Kozmik tozun nasıl oluştuğu uzun süredir bilim dünyasında tartışılıyordu. Cardiff Üniversitesi’nden astrofizikçi Mikako Matsuura ve ekibi, James Webb Uzay Teleskobu sayesinde Kelebek Bulutsusu’nda hem sakin bölgelerde oluşan kristallerin hem de şiddetli patlamalarla ortaya çıkan amorf tozların izlerini ortaya çıkardı. Bu keşif, gezegenlerin ve yaşamın hammaddelerinin evrende nasıl bir araya geldiğine dair önemli bir adım olarak değerlendiriliyor.
ÖLEN YILDIZDAN GERİYE KALAN GÜZELLİK
Kelebek Bulutsusu, dış katmanlarını uzaya atan ölü bir yıldızın kalıntılarından oluşuyor. Ortasında bir beyaz cüce yer alıyor. Teleskop verileri, bu yıldızın etrafını saran yoğun toz halkasının kristallerden ve kurum benzeri parçacıklardan oluştuğunu gösterdi.
MİNERAL KRİSTALLERİ VE YAŞAMIN İZLERİ
Tozun içinde forsterit, enstatit ve kuvars gibi silikat mineralleri tespit edildi.
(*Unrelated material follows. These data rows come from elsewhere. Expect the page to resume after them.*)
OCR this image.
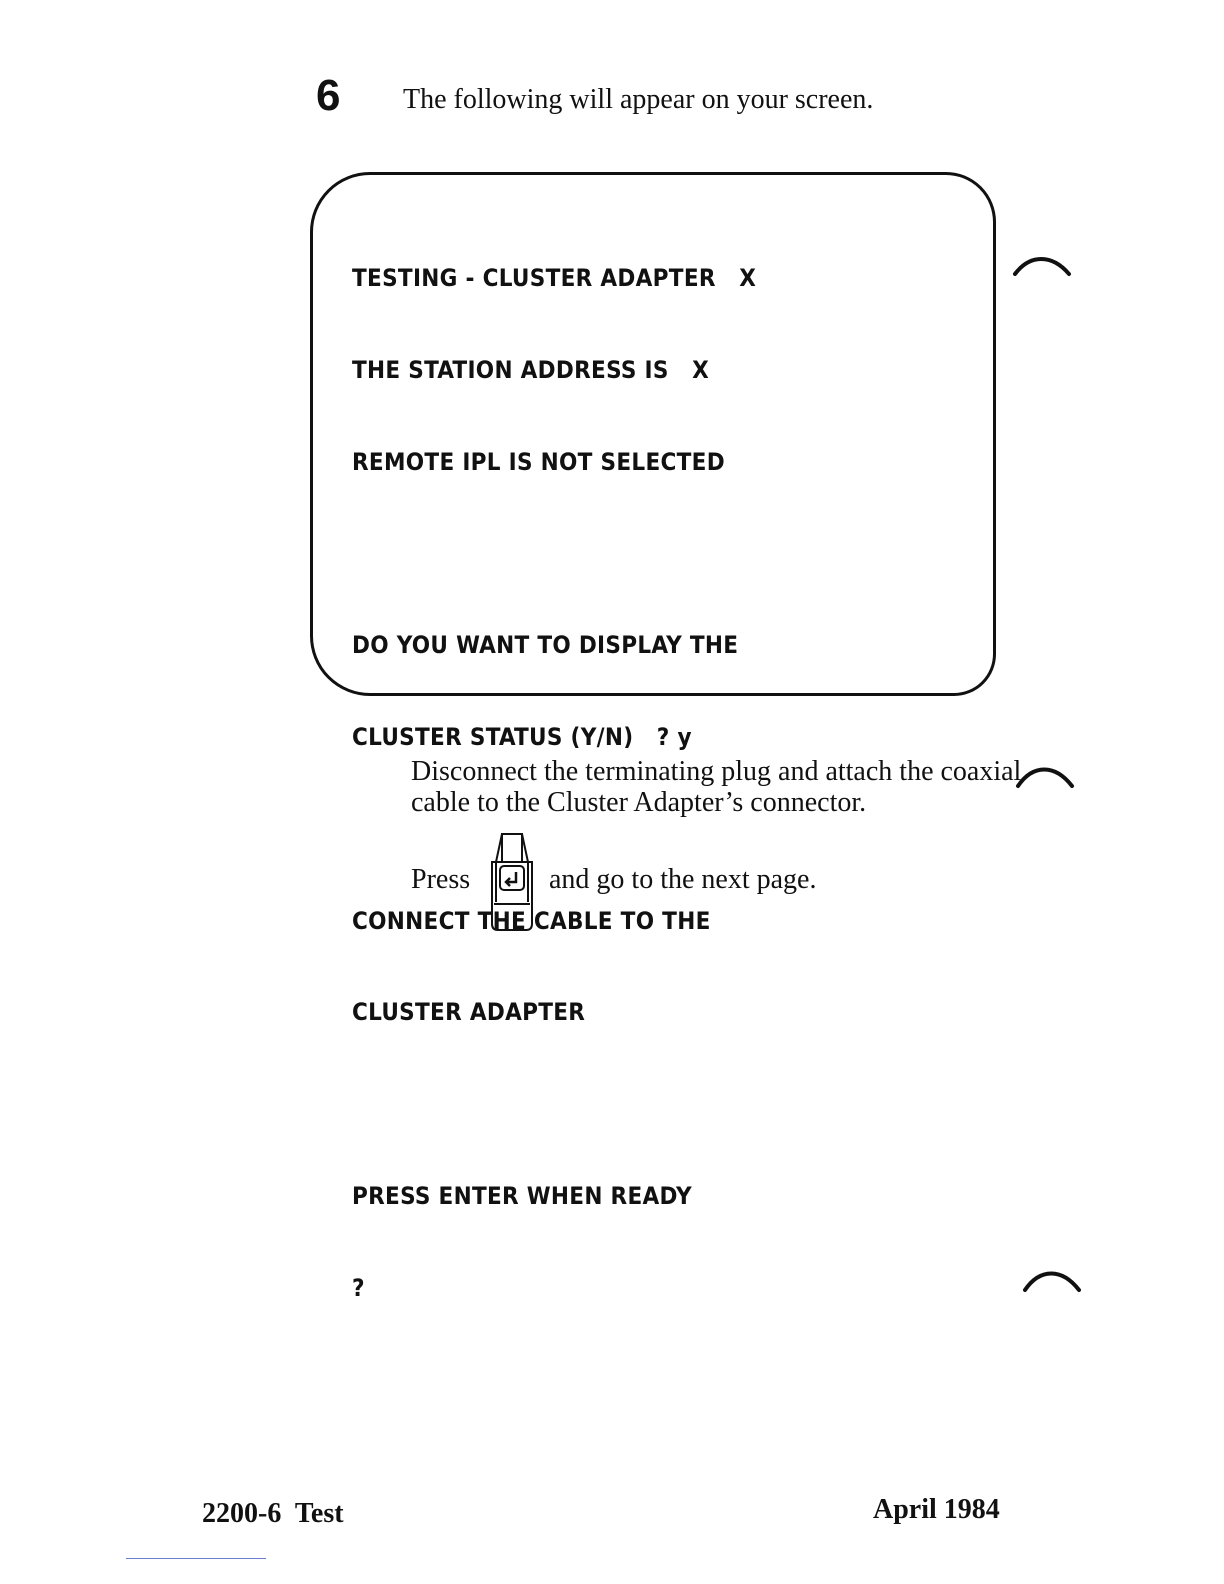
6 The following will appear on your screen.

TESTING - CLUSTER ADAPTER   X

THE STATION ADDRESS IS   X

REMOTE IPL IS NOT SELECTED

DO YOU WANT TO DISPLAY THE

CLUSTER STATUS (Y/N)   ? y

CONNECT THE CABLE TO THE

CLUSTER ADAPTER

PRESS ENTER WHEN READY

?

Disconnect the terminating plug and attach the coaxial cable to the Cluster Adapter’s connector.
Press	and go to the next page.
2200-6  Test	April 1984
Ayrıca karbon halkalarından oluşan ve yaşamın kökenine dair teorilerde önemli yeri olan polisiklik aromatik hidrokarbonların (PAH) da bölgede bulunduğu görüldü.
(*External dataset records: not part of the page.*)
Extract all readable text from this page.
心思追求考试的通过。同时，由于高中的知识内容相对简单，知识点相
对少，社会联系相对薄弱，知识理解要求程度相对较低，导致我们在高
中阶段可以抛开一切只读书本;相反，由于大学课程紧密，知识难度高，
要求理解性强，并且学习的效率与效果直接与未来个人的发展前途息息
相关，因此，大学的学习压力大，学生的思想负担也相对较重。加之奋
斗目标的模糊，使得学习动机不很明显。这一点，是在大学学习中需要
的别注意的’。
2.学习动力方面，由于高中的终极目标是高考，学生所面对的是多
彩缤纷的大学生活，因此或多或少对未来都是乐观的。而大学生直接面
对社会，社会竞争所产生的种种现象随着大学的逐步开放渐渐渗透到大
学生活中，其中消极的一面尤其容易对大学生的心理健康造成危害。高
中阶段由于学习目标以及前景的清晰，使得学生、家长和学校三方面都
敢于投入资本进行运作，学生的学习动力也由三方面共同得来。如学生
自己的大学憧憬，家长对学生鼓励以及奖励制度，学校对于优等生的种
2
YAŞAMIN KÖKENİNE DAİR İPUÇLARI
Bulutsudaki güçlü yıldız rüzgârlarının çevredeki maddelerle çarpışması sonucu bu moleküllerin oluştuğu düşünülüyor. Bu da, yaşamın temel yapı taşlarının yıldızların ölüm süreçlerinde ortaya çıkabileceğini gösteriyor.
BÜYÜK RESMİ GÖRMEK
Araştırmacılara göre, Güneş Sistemi’nin nasıl oluştuğunu geriye dönüp izlemek mümkün değil. Ancak James Webb Uzay Teleskobu gibi güçlü gözlem araçları sayesinde, ölen yıldızlardan saçılan toz ve moleküller incelenerek evrendeki yaşamın kökenine dair önemli bilgiler elde edilebiliyor.